The Nature of Sets

In the Statistica Quality Control module, sets are a collection of samples that have the same control or specification limits. Sets can be defined prior to the analysis (on the Sets tab of the Defining Variables dialog) or after the initial charts have been created (on the Sets tab of the Results dialog). When sets are specified before the analysis, they cannot be specified afterwards, and the options for creating sets on the Results dialog are not available.

Specifying sets before the analysis
Membership in a set can be specified in a variety of ways. First, a new set is always defined when the specification and/or control limits change between samples, regardless of any other method of specifying sets. Secondly, the data can contain a categorical variable that indicates set membership Lastly, sets can be defined through the use of a cycling sequence number (e.g., a variable that counts the number of samples in an hour). You could specify that every time this number returns to a specific value (e.g., 1; indicating the top of the hour), a new set is created.
Note: when specifying sets before the analysis, you can also choose to calculate sigma (for each set) using all the samples in the set, or only the first k samples in the set. When sets are specified in advance, you cannot use the options on the Sets tab of the Results dialog to create more sets; however, you can review summary specifications for all sets by using the available options on that tab.
Specifying sets after the analysis
While monitoring an ongoing process, it often becomes necessary to adjust the center line values or control limits as those values are refined over time. Also, you may want to compute the control limits and center line values from a set of samples that are known to be in control, and apply those values to all subsequent samples. Thus, each set is defined by a set of computation samples (from which various statistics are computed, e.g., sigma, means, etc.) and a set of application samples (to which the respective statistics, etc. are applied). Of course, the computation samples and application samples can be (and often are) different. To reiterate, you may want to estimate sigma from a set of samples that are known to be in control (the computation set), and use that estimate for establishing control limits for all remaining and new samples (the application set).  
Note: each sample must be uniquely assigned to one application set; in other words, each sample has control limits based on statistics (e.g., sigma) computed for one particular set.

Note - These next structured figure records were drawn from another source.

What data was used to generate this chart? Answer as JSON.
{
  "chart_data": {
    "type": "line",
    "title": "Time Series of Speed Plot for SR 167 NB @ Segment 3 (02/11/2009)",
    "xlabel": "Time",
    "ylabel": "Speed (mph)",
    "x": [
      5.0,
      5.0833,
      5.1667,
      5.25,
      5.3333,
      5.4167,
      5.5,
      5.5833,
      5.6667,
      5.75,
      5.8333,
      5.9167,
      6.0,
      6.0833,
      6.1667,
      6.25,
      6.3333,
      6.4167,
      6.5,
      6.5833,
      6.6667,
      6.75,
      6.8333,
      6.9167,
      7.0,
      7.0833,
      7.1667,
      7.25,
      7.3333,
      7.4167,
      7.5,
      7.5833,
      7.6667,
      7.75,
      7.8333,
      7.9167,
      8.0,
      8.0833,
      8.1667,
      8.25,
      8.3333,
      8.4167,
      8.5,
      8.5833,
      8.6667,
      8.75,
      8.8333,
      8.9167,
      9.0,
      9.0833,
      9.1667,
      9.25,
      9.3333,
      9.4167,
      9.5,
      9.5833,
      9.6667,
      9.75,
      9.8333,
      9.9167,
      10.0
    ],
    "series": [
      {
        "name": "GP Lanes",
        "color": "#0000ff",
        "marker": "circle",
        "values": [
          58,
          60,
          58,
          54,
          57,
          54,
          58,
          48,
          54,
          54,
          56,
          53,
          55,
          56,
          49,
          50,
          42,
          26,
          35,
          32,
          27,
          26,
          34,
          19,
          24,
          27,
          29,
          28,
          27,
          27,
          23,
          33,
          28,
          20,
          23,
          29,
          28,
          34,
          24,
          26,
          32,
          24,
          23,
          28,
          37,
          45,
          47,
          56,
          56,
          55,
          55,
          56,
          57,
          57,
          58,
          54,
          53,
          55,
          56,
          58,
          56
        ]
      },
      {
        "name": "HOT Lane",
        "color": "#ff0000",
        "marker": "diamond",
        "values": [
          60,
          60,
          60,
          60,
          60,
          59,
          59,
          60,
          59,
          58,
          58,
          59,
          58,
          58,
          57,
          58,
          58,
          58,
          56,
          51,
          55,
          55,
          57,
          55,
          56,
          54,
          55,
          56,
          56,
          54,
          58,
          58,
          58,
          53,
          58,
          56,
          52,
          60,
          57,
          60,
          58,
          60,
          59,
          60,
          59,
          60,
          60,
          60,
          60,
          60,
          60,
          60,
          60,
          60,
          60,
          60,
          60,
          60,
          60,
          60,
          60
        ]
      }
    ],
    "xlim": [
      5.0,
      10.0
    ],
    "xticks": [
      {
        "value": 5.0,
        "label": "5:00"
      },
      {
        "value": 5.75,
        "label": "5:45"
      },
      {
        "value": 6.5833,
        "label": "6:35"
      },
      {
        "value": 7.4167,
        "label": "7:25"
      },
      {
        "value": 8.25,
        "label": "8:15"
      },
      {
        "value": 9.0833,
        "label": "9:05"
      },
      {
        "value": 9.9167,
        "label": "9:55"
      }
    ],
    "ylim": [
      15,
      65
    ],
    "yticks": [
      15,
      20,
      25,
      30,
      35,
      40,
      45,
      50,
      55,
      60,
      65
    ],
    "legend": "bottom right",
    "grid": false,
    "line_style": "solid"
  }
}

The assignment of application samples to sets proceeds in a hierarchical manner, i.e., each sample is assigned to the first set where it "fits" (where the definition of the application sample set would include the respective sample). This hierarchical search always begins at the last set that you specified, and not with the All-samples set. Hence, if the user-specified sets encompass all valid samples, the default All-samples set will actually become empty (since all samples will be assigned to one of the user-defined sets).

With the Statistica Interactive Quality Control module, you can define multiple sets defined as ranges of samples or by a coding variable specified in the data file.

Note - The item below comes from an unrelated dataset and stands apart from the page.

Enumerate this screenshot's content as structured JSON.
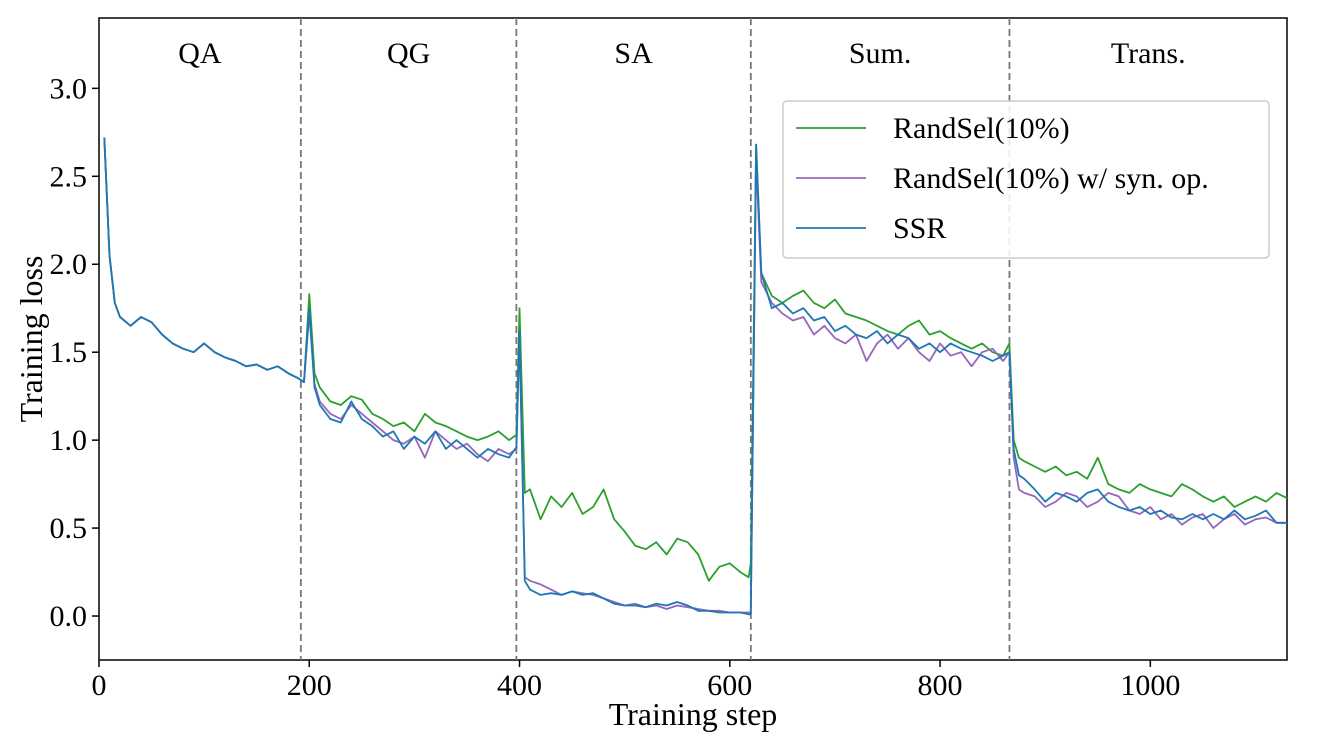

Sets, and chart statistics that rely on sequences of points
Transition points between sets are handled, as follows:
  1. For Moving Range (MR) charts, the first sample after a transition point is ignored in the chart; Sigma is only computed from moving ranges that do not cross set boundaries.

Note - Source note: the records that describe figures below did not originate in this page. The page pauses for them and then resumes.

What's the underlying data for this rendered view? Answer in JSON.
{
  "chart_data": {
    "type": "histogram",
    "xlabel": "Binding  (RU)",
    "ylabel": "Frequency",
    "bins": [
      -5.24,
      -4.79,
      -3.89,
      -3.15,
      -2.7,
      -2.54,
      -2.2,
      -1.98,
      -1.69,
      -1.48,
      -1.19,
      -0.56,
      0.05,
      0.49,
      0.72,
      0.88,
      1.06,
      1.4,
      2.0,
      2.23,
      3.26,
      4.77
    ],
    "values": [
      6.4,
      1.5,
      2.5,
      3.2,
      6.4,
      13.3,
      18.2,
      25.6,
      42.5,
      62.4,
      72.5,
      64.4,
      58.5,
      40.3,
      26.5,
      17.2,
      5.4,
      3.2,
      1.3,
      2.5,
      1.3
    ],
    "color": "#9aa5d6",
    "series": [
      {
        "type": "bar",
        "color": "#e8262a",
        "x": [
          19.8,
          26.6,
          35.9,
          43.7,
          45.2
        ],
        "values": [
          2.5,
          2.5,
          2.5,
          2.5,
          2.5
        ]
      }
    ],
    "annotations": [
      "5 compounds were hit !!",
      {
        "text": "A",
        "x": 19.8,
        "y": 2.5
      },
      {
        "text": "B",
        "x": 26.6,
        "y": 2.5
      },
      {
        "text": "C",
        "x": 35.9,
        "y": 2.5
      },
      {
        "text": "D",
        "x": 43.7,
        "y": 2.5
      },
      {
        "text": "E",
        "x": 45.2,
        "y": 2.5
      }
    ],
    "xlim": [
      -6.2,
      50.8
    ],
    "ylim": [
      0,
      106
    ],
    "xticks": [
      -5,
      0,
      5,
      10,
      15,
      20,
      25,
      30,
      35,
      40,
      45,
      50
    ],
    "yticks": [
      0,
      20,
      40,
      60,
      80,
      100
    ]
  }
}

  2. Moving Average and Exponentially Moving Average charts (MA, EWMA) are computed so that at transition points the computations for the MA or EWMA computations start over.
  3. Note that CUSUM charts are not affected, because the cumulative sum is computed from the respective means (X-bar's) for each set. Hence, the plot points for CUSUM charts are not affected by set transitions, but scaled correctly using the respective set means.
  4. Also, runs tests are computed ignoring the set transition points. Most runs tests will compute the number of times that plot points (e.g., means) fall outside a particular "zone", as defined by sigma. For the runs test, sigma (as well as center line) values are taken from the respective sets to which each sample belongs, and hence, set transitions can be ignored for those tests. For the few runs tests that count trends (e.g., number of sample values in a row with increasing or decreasing values), adjustments to the centerline for sets may cause an expected increase or decrease in values from one sample to the next, when crossing the set boundary. However, such expected ("artificial") trends for two samples in a series of samples (namely the two at the sample transition point) usually will not affect the usefulness of the respective runs tests. However, if such transition points between sets are very frequent, you may consider clearing the Increasing or decreasing (trend) and Alternating up and down check boxes on the Runs Tests for Control Charts dialog. See also the Introductory Overview for more details on runs tests.